Status: Finished

Bent

Confession

I went home thinking my life had changed, but I was wrong. I had no idea what change was yet. I learned two hours later, when I was at home with my parents and someone rang the doorbell. My father went to answer it and came back pale.

“Adam? Are you okay?” my mom asked. He sat down heavily on the couch, staring at a piece of paper. “Who was at the door?” “Nobody....nobody. They left this and ran away,” he mumbled. Then he shook himself and looked at me. “Willa, I want you to tell me this is a fake.”

He almost begged me, holding out a photograph. I felt my stomach drop. It was a picture of me on my knees at school, covered in cracked eggs. I looked devastated. Across the bottom was scrawled, ‘To the Dyke’.

I remembered when that had happened. Someone had brought raw eggs to school and thrown them at me as a joke. My mom saw the picture and gasped. “Willa!” “Dad...I...” My father shook the picture in my face and roared, “Why didn’t you tell us about this!?” My mom looked pissed too.

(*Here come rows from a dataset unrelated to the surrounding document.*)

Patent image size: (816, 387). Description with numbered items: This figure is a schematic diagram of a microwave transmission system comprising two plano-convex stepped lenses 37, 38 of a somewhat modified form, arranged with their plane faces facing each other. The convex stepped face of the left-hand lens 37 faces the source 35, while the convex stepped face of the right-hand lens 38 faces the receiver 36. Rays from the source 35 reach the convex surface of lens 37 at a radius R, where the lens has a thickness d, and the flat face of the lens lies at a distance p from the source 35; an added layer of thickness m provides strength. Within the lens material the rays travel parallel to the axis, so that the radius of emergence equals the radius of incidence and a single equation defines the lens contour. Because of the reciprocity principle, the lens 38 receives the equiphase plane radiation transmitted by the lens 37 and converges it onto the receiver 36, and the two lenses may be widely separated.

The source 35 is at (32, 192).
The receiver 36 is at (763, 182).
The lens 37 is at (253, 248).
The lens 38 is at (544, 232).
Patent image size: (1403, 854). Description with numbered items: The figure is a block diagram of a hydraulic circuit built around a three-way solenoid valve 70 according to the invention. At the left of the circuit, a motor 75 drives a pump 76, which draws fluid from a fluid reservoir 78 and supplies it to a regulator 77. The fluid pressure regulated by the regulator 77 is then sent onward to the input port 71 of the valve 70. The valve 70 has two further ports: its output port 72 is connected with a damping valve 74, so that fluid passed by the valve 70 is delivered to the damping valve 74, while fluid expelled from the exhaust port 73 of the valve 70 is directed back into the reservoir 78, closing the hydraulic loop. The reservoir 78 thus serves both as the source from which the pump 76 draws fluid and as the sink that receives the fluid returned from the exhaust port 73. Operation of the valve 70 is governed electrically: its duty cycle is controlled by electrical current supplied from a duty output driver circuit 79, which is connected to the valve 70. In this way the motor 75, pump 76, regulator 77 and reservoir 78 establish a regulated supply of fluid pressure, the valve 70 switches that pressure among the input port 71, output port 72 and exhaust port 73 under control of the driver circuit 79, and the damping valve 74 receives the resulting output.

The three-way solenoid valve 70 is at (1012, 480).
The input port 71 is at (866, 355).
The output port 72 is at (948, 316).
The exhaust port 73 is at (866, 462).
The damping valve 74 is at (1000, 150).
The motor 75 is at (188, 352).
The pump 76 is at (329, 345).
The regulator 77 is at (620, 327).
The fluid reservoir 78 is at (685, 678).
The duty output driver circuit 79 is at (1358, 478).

Suddenly I felt angry. “You never noticed? You never fucking noticed?! I come home from school every day and cry! I haven’t had a friend in years! I would get all sorts of stuff thrown at me, and you never noticed! I hate my school and everything about myself!”

I took a deep breath and yelled, “I fucking cut myself and you don’t even see! You’re never here!” My parents stared at me for a long time until my mom collapsed onto the couch. “Will....Willa, baby...” I burst into tears. “I don’t even think you love me sometimes.” Dad came over and hugged me for the first time in a while.

“Willa, of course we love you. We’re just....not all that good at showing it, I guess. If we knew....” “This is going to stop now, Will. I’m going to your school tomorrow so I can find out exactly why this hasn’t been fixed.” My mom swore, getting up to hug me too. “How long has this been going on?” “Since sixth grade.” I whispered.

“But....why?” I pulled away from them, feeling uncomfortable about what I had to say. “Cause, cause I’m a lesbian. They hate me cause I’m a dyke.” I muttered. “I’m sorry, but I can’t deny who I am anymore.” I expected them to hate me right away, but instead Mom laid a hand on my arm and smiled.

“That’s okay, Will. God doesn’t make mistakes. “But....but....I thought you were against gays! When I kissed Pennylee in sixth grade, you told me girls don’t kiss girls.” “We didn’t want you to be teased, or to get confused. I see we failed at the first one,” my dad said.

“Does David know?” I nodded. “About everything. He used to try and defend me, but it didn’t help much.” “Things are going to change around here, Willa. I promise.”